Wir haben seinerzeit beschlossen, dass wir vom Bundesrat eine neue Botschaft wollen. Er hat uns diese Zusatzbotschaft mit einem Anteil von 0,5 Prozent vorgelegt - ich möchte mich herzlich dafür bedanken. Es war wahrscheinlich auch innerhalb des Bundesrates nicht ganz einfach, eine solche Botschaft mehrheitsfähig zu machen, weil die Gelder - das schleckt keine Geiss weg - natürlich nur einmal verteilt werden können, und es spricht für den Bundesrat, dass er dieser Zusatzbotschaft trotz der angespannten Situation bei der Diskussion um die Verteilung der Finanzmittel zugestimmt hat.

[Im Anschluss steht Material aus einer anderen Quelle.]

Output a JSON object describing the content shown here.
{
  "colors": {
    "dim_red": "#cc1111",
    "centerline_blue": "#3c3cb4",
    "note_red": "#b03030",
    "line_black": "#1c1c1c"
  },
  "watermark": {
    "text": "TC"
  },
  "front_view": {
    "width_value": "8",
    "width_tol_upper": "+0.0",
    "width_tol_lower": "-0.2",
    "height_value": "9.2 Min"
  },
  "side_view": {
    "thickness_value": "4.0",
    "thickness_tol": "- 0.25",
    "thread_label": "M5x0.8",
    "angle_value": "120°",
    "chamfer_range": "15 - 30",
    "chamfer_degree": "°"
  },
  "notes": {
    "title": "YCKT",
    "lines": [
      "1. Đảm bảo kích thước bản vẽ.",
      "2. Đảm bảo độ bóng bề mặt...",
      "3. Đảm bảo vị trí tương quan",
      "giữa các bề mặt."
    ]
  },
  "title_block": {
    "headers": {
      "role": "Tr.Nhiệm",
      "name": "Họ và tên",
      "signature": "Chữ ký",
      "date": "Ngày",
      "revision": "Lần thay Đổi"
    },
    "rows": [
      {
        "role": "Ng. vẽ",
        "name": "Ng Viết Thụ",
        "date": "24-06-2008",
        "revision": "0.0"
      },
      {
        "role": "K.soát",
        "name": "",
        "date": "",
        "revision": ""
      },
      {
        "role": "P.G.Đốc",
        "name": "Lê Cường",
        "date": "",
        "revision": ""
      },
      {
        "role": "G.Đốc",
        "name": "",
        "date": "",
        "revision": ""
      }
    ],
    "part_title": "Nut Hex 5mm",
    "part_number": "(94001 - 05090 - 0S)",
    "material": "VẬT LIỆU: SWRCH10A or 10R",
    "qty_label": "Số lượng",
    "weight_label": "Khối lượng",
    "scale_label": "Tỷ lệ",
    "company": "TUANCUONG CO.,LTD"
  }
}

Zum Antrag Freitag: Worüber sprechen wir hier eigentlich? Wir sprechen über die Unterstützung der ärmsten Länder unseres Planeten. Es geht um den Wassersektor, es geht um die Klimaerwärmung, es geht um multilaterale Massnahmen. Wenn wir hier kürzen, kürzen wir ausgerechnet bei den Ärmsten und Schwächsten. Es ist nicht so, dass es keine guten Projekte gibt. Es gibt gerade im Bereich von sauberem Trinkwasser, von sanitären Anlagen, von Bewässerungsmöglichkeiten für die Landwirtschaft bewährte, gute Projekte. Sie sind die Grundlage, damit die Bevölkerung jener Länder überhaupt überleben kann. Ich sage damit noch nicht, in welcher Art, aber es ist eine ganz gezielte Überlebenshilfe für bessere Ernährung, für bessere Gesundheit. Genau hier, bei den Ärmsten, soll jetzt gespart werden!

Wir haben vor einigen Tagen hier im Rat den Voranschlag 2011 besprochen. Wo wurde da nicht alles aufgestockt! Bei der Pferdezucht für die Schweiz, bei der Landwirtschaft mit der Verkäsung usw., bei der Post, beim Alpinen Museum, beim Heimatschutz. Woran misst sich das, und wie lässt sich das überhaupt vertreten, wenn wir diese Aufstockungen der Überlebenshilfe für die Ärmsten auf diesem Planeten gegenüberstellen?

Es gibt in der Schweiz ein altes Sprichwort; es heisst: "Geben armet nicht", oder auf Neudeutsch: "Geben macht nicht arm." In diesem Wort ist eine jahrhundertelange Erfahrung ausgedrückt, oder anders gesagt: Wer mit Geben wartet, bis er selber genug hat, wird nie zum Geben kommen.